Music is also useful in the study of English, much in the same way that it's useful in the study of History. Literature and music, over the course of history, both evolve as parts of larger artistic movements. Romanticism, Impressionism, Realism, and other artistic movements all have distinct characteristics that are visible through the examination of all artistic media. For instance, Romantic writers wrote about the extremes of human emotion. Edgar Allen Poe wrote of horror and mystery and many other writers wrote of freedom, joy, hatred, fear, and the entire spectrum of human emotion. "Music of the Romantic period explored the same full range through the use of complex, modulating harmony and wild swings in tempo and dynamic" (HistoryWorld 8) Through the observation of music of various time periods and cultures, much can be learned about the larger artistic movements of which works of literature were a part.
Music's potential educational benefits are innumerable, but making these benefits accessible to children can present quite a challenge.
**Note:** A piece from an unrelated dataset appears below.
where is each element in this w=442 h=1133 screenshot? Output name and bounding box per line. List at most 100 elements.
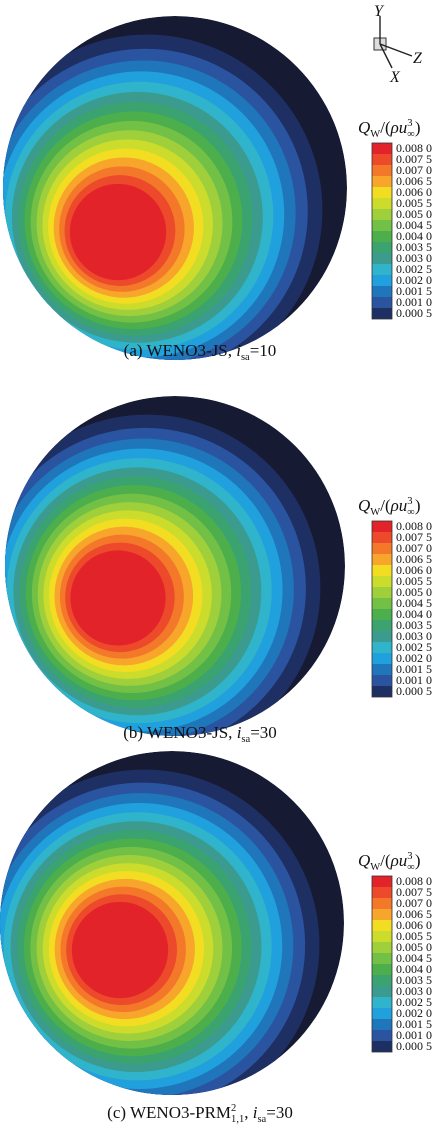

There are, however, several ways that music can be made more readily available to students. The first and most straightforward way to promote music education is to make instruments more available to students outside of the classroom. Music education is frequently available through private instructors but, due to financial or other constraints, is often not a viable option. In the past fifty years, instruction in the arts have alternately ascended and descended in their popularity, vitality, and support, especially in the K-12 grades. "Music has taken some of the biggest and more frequent cuts among the arts due, in great part, to the high costs of sheet music and instrument purchase and repair. Other arts instruction such as visual arts, dance, and choir have suffered greatly from time to time, but music seems to have taken the greatest hit" (Guth 2). Many of these institutions, are sustained by government money or the donations of private citizens. This greatly limits the funding that is available for new extracurricular activities or the expansion of those that are in place already.
Integrating music into the current education system would allow for the enhancement of the core subject matter upon which elementary, middle, and high school education is based. While music's uses as a teaching aide make it extremely useful, integrating musical analysis into the core curriculum would allow students to enrich their educations and would also expose them to a language that is truly universal and is proven to enhance their minds ability to analyze and reason. The use of music in the education in some form or another will expose students to a sophisticated universal art-form that is both aesthetically and practically valuable.